39. semoga tdk terjadi apa2

763 170 67
                                    

om beb lagi nemenin okta syuting yaa? syuting iklan apa om? ohh... syuting iklan game latto latto, ok, ok 👌🏼 🍒

Apri POV

"Loh, nak Jihan kok datangnya pagi benar"
Suara ibu menyambut kami begitu aku membukakan pintu depan rumah.

"Ibu belum ke pasar loh, waduh, jam makan malam kan masih lama" Lanjut ibu lagi dengan ekspresi wajah panik yang tidak di tutupi.

Ibu melirikku.

"Jam makan malam?" Jihan mengulang perkataan ibu.

"Loh, memangnya Apri gak bilang ke kamu?" Tanya ibu lalu kembali melirikku.

"Bilang apa?" Jihan menoleh padaku.

"Iya, bilang apa?" Tanya aku bingung dengan ringisan di wajah.

"Ini anak semakin tua kok iya ingatannya semakin berkurang sih, ibu kan ngundang nak Jihan makan malam, kamu lupa bilang?"

Tanganku menepuk kening.

"Tuh, emang gini kelakuannya Apri, maaf ya nak Jihan" Ibu menarik kedua tangan Jihan dan menggenggamnya.

Jihan menatap ibu dan aku bergantian dengan wajah bingung.

"Apri bukannya lupa bu, tapi belum sempat kasih..."

"Ya sama aja, memangnya segitu susahnya ya nyampein pesan undangan makan ke nak Jihan?" Ibu memotong perkataanku.

"Bukannya susah tapi tadi ada kejadian yang bikin Apri kehilangan..."

"Tadi ada telepon masuk dari ibunya Okta mengabarkan kalau Okta nyari mas Apri, sekarang Oktanya di mana ya bu?" Kali ini Jihan yang memotong perkataanku.

Untung saja Jihan mengatakan hal yang masuk akal, bukan menyampaikan hal yang nyaris membuat kami kehilangan kontrol diri karena mabuk akan aktivitas ciuman yang kami lakukan sebelum kak Febi menelpon.

Pikiranku memang kacau, berdua dengan Jihan sangat berbahaya, entah kenapa dirinya selalu memprovokasi dengan godaan yang nyaris membuatku selalu kehilangan kendali diri.

Padahal aku sudah berjanji pada diri sendiri untuk tidak melakukan hal-hal yang membangkitkan nafsu sebelum menikah.

Tetapi godaan Jihan sangat intens. Walaupun aku suka sifatnya yang frontal dan agresif.

Mungkin karena aku yang tidak mempunyai pengalaman dalam suatu hubungan khusus sebelumnya, aku membiarkan Jihan untuk memberikan pelajaran padaku.

"Okta ada di kamarnya, baru juga sampe" Jawab ibu dengan wajah mengarah ke kamar Okta yang berada di lantai atas.

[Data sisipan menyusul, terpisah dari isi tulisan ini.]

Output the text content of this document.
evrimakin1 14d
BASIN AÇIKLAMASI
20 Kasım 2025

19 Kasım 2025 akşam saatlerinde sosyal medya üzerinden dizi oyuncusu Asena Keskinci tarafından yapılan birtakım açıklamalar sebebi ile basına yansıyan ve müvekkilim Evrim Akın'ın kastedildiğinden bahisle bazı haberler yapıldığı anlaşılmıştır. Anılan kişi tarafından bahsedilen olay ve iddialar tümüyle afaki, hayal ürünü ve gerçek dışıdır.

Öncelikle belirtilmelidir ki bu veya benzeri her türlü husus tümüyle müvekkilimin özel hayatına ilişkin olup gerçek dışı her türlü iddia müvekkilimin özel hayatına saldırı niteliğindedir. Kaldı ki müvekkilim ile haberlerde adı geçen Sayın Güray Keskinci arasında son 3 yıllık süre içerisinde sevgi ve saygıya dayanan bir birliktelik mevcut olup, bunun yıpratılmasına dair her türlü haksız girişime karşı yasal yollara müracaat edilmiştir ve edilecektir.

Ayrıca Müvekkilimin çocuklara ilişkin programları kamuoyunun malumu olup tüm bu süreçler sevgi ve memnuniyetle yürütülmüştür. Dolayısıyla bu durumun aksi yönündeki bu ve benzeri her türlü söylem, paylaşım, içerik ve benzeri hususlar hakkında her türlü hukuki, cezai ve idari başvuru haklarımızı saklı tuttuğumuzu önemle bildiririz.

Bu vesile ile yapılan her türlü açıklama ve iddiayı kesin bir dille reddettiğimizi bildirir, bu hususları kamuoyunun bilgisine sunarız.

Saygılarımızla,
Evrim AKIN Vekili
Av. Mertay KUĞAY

"Saya ke atas dulu ya bu, mau liat Okta" Ijin Jihan sambil menundukkan kepala dan tersenyum.

"Maaf gak bawa apa-apa ke sini, karena mendadak..."

"Ahh... gak apa-apa, gak usah repot-repot, kan masih ada hari lain kalau mau bawa apa-apa"

"Kalau bisa sih jangan martabak ya, yang suka martabak mah Febi doang"

"Ibu, apaan sih?!" Kataku cepat sebelum ibu melanjutkan perkataan yang membuatku malu.

"Loh, memangnya nak Jihan gak ke sini-sini lagi? Kan gak mungkin, masa kamu pacaran di luar terus, gak boleh"

"Kamu itu masih dalam pengawasan dan bimbingan orang tua"

Terdengar kekehan yang keluar dari mulut Jihan mendengar ucapan ibu.

"Ibu malu-maluin Apri terus" Sungutku tidak terima.

"Kamu lahir ke dunia ini memang gunanya buat di malu-maluin, kenapa? Salah?" Tanya ibu dengan wajah jenaka.